Etienne v. Inter-County Security Corp., 173 F.3d 1372, 1375-76 (1999) (quoting Anderson v. Mt. Clemens Pottery Co., 328 U.S. 680, 683-84 (1946)); see also Donovan v. New Floridian Hotel, Inc., 676 F.2d 468, 472-73 n. 7 (11th Cir. 1982) (court may approximate hours).

In this case, Plaintiff testified as to her hours and the Defendants did not produce evidence of the precise amount of time that she worked. While Defendants' evidence highlighted weaknesses and inconsistencies in Plaintiff's proof, they did not produce any evidence tending to negate the reasonableness of the inferences to be drawn from Plaintiff's evidence. The inferences which the Court concludes can be drawn from Plaintiff's evidence are that the hours that she worked as reflected in Plaintiff's Exhibits 22 through 31, are a better comparison than using Plaintiff's Exhibits 15 and 16, since she testified that her job duties changed after she became salaried.

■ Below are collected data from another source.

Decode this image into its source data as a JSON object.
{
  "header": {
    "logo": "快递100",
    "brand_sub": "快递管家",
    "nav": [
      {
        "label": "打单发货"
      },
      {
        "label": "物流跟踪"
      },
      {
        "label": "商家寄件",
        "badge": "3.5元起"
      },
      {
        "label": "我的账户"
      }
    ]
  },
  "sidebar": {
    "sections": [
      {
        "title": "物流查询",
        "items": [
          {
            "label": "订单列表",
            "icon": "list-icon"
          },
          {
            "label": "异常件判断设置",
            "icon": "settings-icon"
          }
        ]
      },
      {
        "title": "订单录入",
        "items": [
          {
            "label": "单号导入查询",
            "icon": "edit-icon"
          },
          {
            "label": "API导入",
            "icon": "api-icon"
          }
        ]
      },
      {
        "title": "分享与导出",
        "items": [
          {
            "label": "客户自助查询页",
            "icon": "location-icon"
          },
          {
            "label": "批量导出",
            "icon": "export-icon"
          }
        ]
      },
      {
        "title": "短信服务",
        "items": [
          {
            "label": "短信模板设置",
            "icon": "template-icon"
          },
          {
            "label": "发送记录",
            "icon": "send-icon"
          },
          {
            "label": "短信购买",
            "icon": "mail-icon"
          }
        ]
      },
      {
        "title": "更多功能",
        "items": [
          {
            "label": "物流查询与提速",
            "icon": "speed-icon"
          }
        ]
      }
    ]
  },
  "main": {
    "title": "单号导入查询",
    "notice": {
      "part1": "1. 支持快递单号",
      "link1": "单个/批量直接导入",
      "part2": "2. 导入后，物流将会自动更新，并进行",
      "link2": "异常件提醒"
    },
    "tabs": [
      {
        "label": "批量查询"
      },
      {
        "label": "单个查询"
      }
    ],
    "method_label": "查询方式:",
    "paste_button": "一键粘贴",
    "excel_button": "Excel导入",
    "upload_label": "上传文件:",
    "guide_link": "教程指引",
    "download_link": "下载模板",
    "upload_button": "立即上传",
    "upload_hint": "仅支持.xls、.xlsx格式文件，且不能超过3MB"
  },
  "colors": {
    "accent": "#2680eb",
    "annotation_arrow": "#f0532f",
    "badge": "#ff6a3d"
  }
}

In approximating Plaintiff's overtime hours, the Court finds that the evidence for the week ending December 9, 2001, Plaintiff's Exhibit 24, was an anomaly. The Court also finds that the evidence for the hours worked for the week ending January 20, 2002, as reflected in Plaintiff's Exhibit 28, also was an anomaly. The Court similarly does not count Plaintiff's Exhibit 31, because it covered just one week, nor the vacation weeks in Plaintiff's Exhibit 22.

The total hours worked in the rest of the weeks that Plaintiff was salaried totaled 491.05 hours (108.00 + 112.30 + 81.15 + 99.45 + 90.15), which averages to 49.105 hours per week and 9.105 hours of overtime per week.

Applying this average number to the time periods for which no time records exist (Plaintiff's Exhibits 18 through 21), Plaintiff would be expected to have worked approximately a total of 72.84 hours of overtime during the pay periods of September 16 through October 28, 2001.

The overtime hours between pay periods November 11, 2001, and March 3, 2002 totaled 132.35 (28 + 37 + 32.3 + 1.15 + 19.45 + 10.15 + 4.3).

After March 3, 2002, Plaintiff returned to hourly status.

c. Time-and-a half vs. half-pay

Having found the number of overtime hours as to which Plaintiff was not compensated, the next issue is whether those hours are computed at time and one-half, as argued by Plaintiff, or pursuant to the fluctuating workweek method, as argued by Defendant.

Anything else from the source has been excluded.